The inheritance by Armin Greder

cover image

With the ravages of climate change again at the forefront of the world’s thoughts with floods sweeping through Europe and fires ringing Athens and Los Angeles, Greder’s book is most providential putting under the microscope the thinking that is keeping the world from taking positive action. He presents a dying industrialist, exhorting his sons to carry on his legacy. After his funeral, attended by all the grandees imaginable, the inheritors talk about development and expansion, modernisation and offshore projects, profit margins and Virgin Islands. But their sister presents an alternative view. She has traveled and seen what the world has become. She is dismissed as strange, her idea about questioning their father’s wishes unimaginable. They turn their backs on her, rejecting her questions, scathing of her notion of problems.

‘What is the problem?’ One asks her.

So Greder shows us!. Over the next eleven double pages he encapsulates the damage we have done to our planet and the dire consequences for all of us. In his dark layers of crayon and pencil, he transforms the blank pages into a mechanised monster, a parkland of palm trees where once stood rainforest, deep holes cut into the earth chimneys belching smoke and pollution, a sandy beach littered with plastic, a long line trawler ravaging the sea floor, sheep looking for shelter as fire razes the horizon, choked rivers and oil slicked seas. Each double page will stop people in their tracks; they will gasp at the horror before them, relating it to scenes they have seen on the nightly news, linking it to images that have shocked them in the past, wondering with many others why nothing has been done.
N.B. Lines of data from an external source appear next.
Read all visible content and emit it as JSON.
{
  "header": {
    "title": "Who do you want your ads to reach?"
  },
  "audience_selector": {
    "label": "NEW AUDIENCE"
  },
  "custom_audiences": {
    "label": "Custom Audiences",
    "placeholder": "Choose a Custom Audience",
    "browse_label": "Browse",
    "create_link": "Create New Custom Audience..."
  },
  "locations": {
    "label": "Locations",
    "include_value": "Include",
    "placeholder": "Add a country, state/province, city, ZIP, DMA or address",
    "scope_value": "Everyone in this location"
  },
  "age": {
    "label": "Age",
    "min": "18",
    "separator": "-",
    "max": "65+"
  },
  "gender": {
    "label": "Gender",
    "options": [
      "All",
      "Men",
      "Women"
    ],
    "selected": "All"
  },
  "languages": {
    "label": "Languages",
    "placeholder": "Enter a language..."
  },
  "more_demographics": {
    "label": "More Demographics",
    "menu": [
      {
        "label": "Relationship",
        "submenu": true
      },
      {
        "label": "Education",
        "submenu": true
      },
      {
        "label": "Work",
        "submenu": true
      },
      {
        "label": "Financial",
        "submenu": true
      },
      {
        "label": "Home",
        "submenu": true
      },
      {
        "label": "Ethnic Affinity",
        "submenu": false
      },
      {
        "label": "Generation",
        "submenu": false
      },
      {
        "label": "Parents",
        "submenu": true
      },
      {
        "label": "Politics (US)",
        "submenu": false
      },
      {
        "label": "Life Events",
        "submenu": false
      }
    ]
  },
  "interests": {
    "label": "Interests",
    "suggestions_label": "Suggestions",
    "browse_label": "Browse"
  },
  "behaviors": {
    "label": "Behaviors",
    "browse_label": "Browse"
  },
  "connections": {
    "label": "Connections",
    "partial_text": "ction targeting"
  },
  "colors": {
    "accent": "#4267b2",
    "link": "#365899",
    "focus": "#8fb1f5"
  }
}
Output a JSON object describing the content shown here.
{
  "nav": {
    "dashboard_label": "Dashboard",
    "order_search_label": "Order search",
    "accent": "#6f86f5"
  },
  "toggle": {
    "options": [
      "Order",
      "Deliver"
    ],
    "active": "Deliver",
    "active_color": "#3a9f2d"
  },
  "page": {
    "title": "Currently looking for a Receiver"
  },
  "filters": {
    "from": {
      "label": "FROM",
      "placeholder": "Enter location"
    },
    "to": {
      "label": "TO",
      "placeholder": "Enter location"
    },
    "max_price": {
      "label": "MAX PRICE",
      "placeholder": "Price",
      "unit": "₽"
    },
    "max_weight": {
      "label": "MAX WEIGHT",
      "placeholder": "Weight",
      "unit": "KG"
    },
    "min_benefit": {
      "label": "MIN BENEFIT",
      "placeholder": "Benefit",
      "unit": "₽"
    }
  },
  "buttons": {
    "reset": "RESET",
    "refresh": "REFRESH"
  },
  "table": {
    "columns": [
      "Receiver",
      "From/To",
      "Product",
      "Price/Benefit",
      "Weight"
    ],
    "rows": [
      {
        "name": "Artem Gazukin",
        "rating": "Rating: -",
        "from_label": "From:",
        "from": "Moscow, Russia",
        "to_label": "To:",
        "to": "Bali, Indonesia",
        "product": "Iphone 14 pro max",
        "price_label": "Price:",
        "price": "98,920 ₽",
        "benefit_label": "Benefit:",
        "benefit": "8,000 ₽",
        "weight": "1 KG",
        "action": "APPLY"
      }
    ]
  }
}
The image of the child at the end, wearing a gas mask against the pollution around him, trying to play with a small mechanical toy, is devastating, implying that it will all continue to happen, that no one has learnt anything, that our inheritance is that no one has learnt anything. Greder presents no green shoot, no smile, no way out in this most depressing of books.

The industrialist told his sons, ‘All this will be yours’ proud of his achievements, but the reader will see another side to that message. This is a dying planet waiting for action, and we all hope it is not too late. Teacher's notes are available.

Themes: Pollution, Climate change, Industrialisation, Globalisation, Exploitation, Death.